Metas e ações estratégicas para Consolidar o PNPCIRAS:
Meta 10 – Até 2020, atingir 80% dos índices nacionais (Anvisa) de conformidade dos Componentes essenciais do PNPCIRAS, segundo os critérios da OMS.
Indicador: Resultado da Avaliação Anual:
Meta 11 – Até 2020, 90% dos estados com Programas Estaduais de Prevenção e Controle de IRAS implementados.
Ações estratégicas:
1. Aumentar os índices de conformidade em relação ao componente: Organização de um Programa Nacional de Prevenção e Controle de Infecções Relacionadas à Assistência a Saúde – PNPCIRAS.
2. Aumentar os índices de conformidade em relação ao componente: Guias de recomendação técnica.
3. Aumentar os índices de conformidade em relação ao componente: Recursos Humanos.
4. Aumentar os índices de conformidade em relação ao componente: Monitoramento e Avaliação.
5. Estabelecer parcerias com outros órgãos de Saúde Pública e outros serviços.
6. Desenvolver estratégias educativas e de construção de competências para apoiar as coordenações estaduais na implementação e desenvolvimento de seus Programas de Prevenção e Controle de IRAS.
7. Organizar a estrutura do PNPCIRAS.
8. Promover integração e redes de comunicação entre as coordenações estaduais.
4 Anexo I plano de ação:
OBJETIVO ESPECÍFICO 3: PREVENIR E CONTROLAR A DISSEMINAÇÃO DA RESISTÊNCIA MICROBIANA EM SERVIÇOS DE SAÚDE:
5 Anexo II - Definições:
Protocolos institucionais implantados: Entende-se por protocolos institucionais implantados a existência de documento próprio do hospital sobre o item avaliado e a realização de capacitações voltadas para os profissionais de saúde com apresentação de programação e lista de presença.
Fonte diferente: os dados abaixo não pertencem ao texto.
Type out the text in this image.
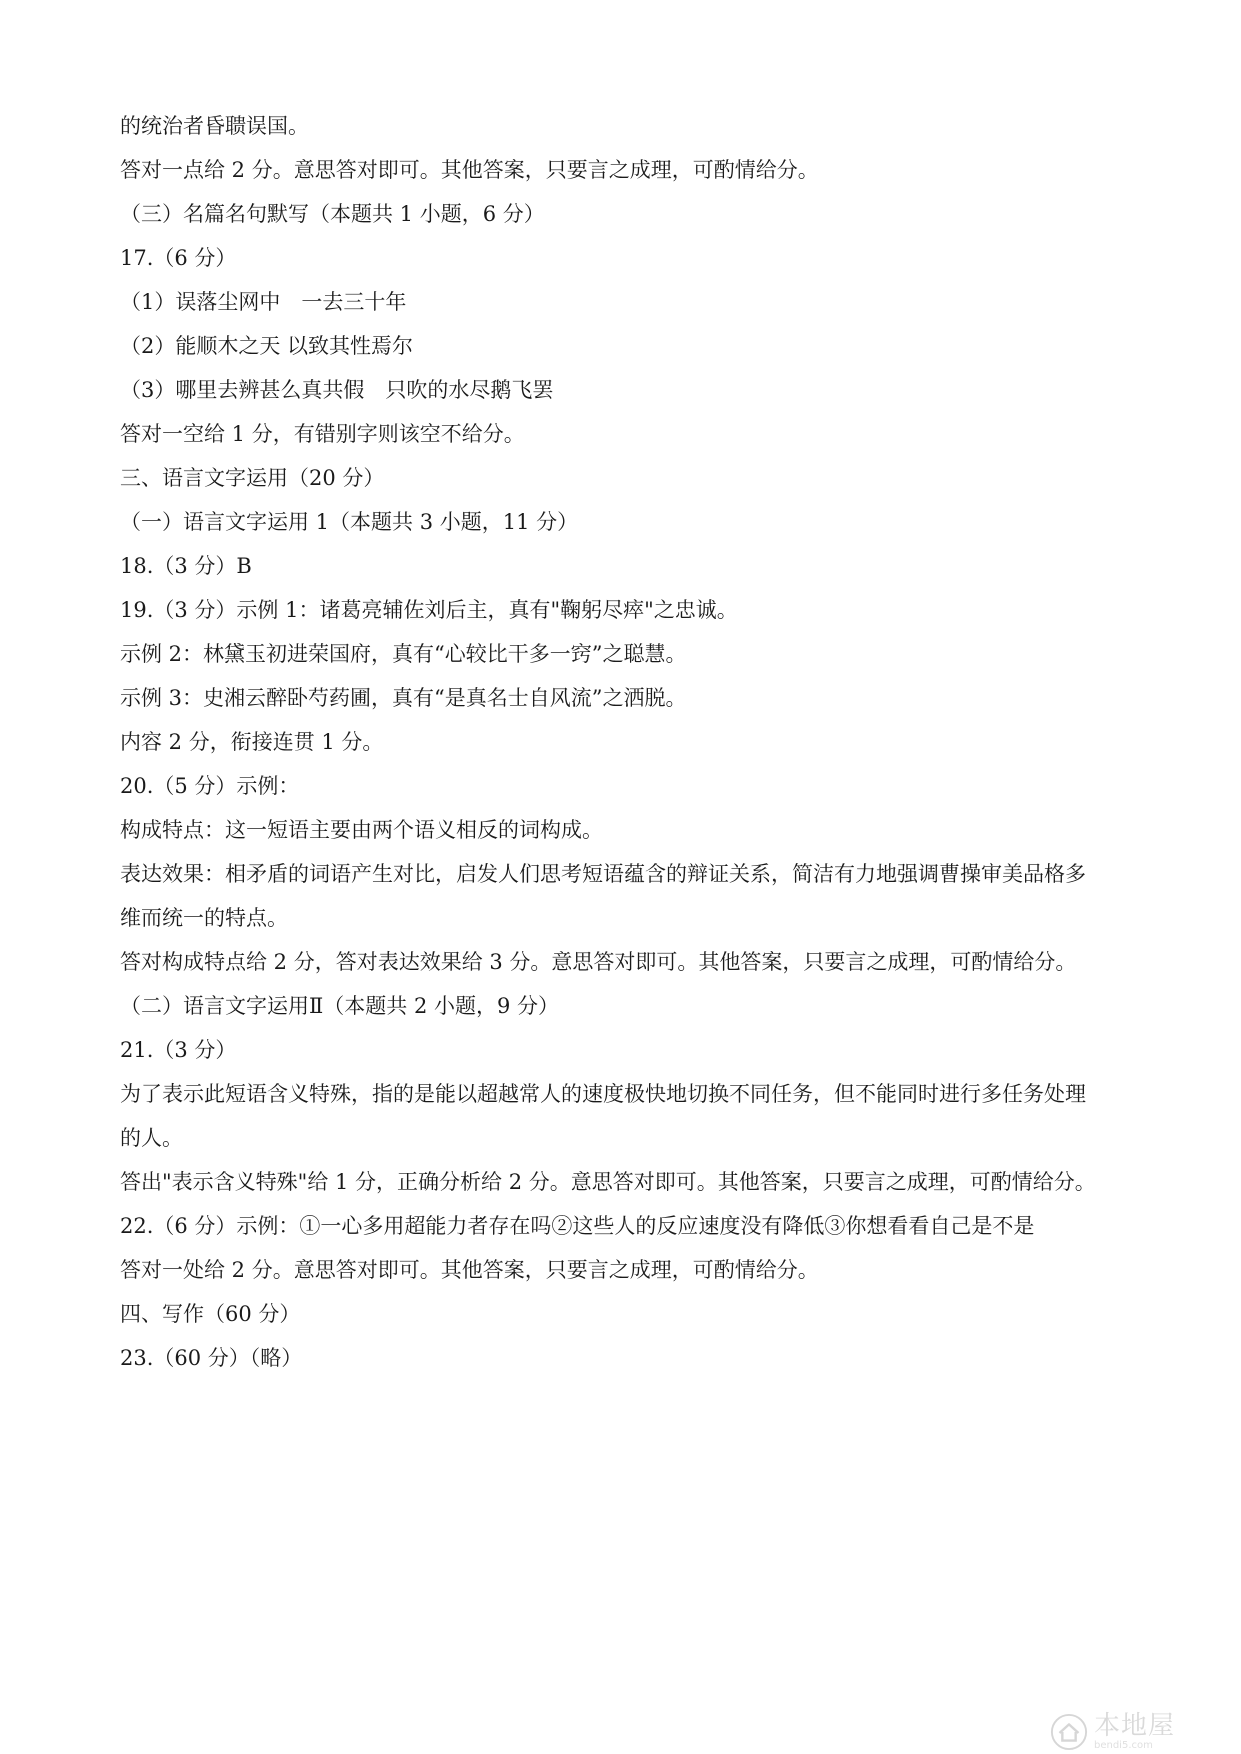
的统治者昏聩误国。
答对一点给 2 分。意思答对即可。其他答案，只要言之成理，可酌情给分。
（三）名篇名句默写（本题共 1 小题，6 分）
17.（6 分）
（1）误落尘网中　一去三十年
（2）能顺木之天 以致其性焉尔
（3）哪里去辨甚么真共假　只吹的水尽鹅飞罢
答对一空给 1 分，有错别字则该空不给分。
三、语言文字运用（20 分）
（一）语言文字运用 1（本题共 3 小题，11 分）
18.（3 分）B
19.（3 分）示例 1：诸葛亮辅佐刘后主，真有"鞠躬尽瘁"之忠诚。
示例 2：林黛玉初进荣国府，真有“心较比干多一窍”之聪慧。
示例 3：史湘云醉卧芍药圃，真有“是真名士自风流”之洒脱。
内容 2 分，衔接连贯 1 分。
20.（5 分）示例：
构成特点：这一短语主要由两个语义相反的词构成。
表达效果：相矛盾的词语产生对比，启发人们思考短语蕴含的辩证关系，简洁有力地强调曹操审美品格多
维而统一的特点。
答对构成特点给 2 分，答对表达效果给 3 分。意思答对即可。其他答案，只要言之成理，可酌情给分。
（二）语言文字运用Ⅱ（本题共 2 小题，9 分）
21.（3 分）
为了表示此短语含义特殊，指的是能以超越常人的速度极快地切换不同任务，但不能同时进行多任务处理
的人。
答出"表示含义特殊"给 1 分，正确分析给 2 分。意思答对即可。其他答案，只要言之成理，可酌情给分。
22.（6 分）示例：①一心多用超能力者存在吗②这些人的反应速度没有降低③你想看看自己是不是
答对一处给 2 分。意思答对即可。其他答案，只要言之成理，可酌情给分。
四、写作（60 分）
23.（60 分）（略）
本地屋
bendi5.com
O protocolo deve ter no máximo 3 anos de data de publicação ou revisão e pode estar incluído no conteúdo (capítulo) de Protocolos gerais do serviço de saúde.
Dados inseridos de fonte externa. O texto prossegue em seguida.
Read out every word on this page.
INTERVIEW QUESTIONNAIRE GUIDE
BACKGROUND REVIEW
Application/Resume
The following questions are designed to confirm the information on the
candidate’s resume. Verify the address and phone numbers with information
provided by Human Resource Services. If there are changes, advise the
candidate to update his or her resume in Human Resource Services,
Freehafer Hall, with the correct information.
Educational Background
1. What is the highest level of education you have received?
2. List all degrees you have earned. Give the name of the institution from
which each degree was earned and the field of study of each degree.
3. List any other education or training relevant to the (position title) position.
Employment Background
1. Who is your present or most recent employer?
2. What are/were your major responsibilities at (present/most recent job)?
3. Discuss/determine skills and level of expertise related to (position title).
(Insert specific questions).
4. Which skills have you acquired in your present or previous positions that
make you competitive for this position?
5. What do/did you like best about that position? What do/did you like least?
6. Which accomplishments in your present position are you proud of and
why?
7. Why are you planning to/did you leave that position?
O protocolo de prevenção de PAV deve conter minimamente, orientações para:
- Manter os pacientes com a cabeceira elevada entre 30 e 45º;
- Avaliar diariamente a sedação e diminuir sempre que possível;
- Higiene oral com antissépticos.
O protocolo de prevenção de ITU associada á sonda vesical de demora deve conter minimamente, orientações para:
- Higiene das mãos antes e após a inserção do cateter e qualquer manuseio do sistema ou do sítio;
- Definição de critérios para indicações do uso de cateteres urinários;
- Orientações para a inserção, cuidados e manutenção do cateter urinário.
Check list implementado:
Entende-se por check list implementado aquele que está sendo aplicado em pelo menos 50% dos CVC inseridos no serviço de saúde, com indicadores monitorados e dados notificados no formulário nacional.
O Check list de Práticas de Inserção Segura de Cateter Venoso Central deve conter, minimamente, os seguintes itens:
- Higiene das mãos.
- Precauções de barreira máxima para a inserção do cateter: uso gorro, máscara, avental e luvas estéreis e campos estéreis grandes que cubram toda área a ser puncionada.
- Preparo da pele com solução alcoólica de clorexidina a 0,5% ou PVPI.
- Seleção do sítio de inserção de Cateter Venoso Central (CVC): utilização da veia subclávia como sítio preferencial para CVC não tunelizado.
Programa implementado: Entende-se por programa implementado aquele cujos planos de ação estão sendo executados e seus indicadores estão sendo monitorados.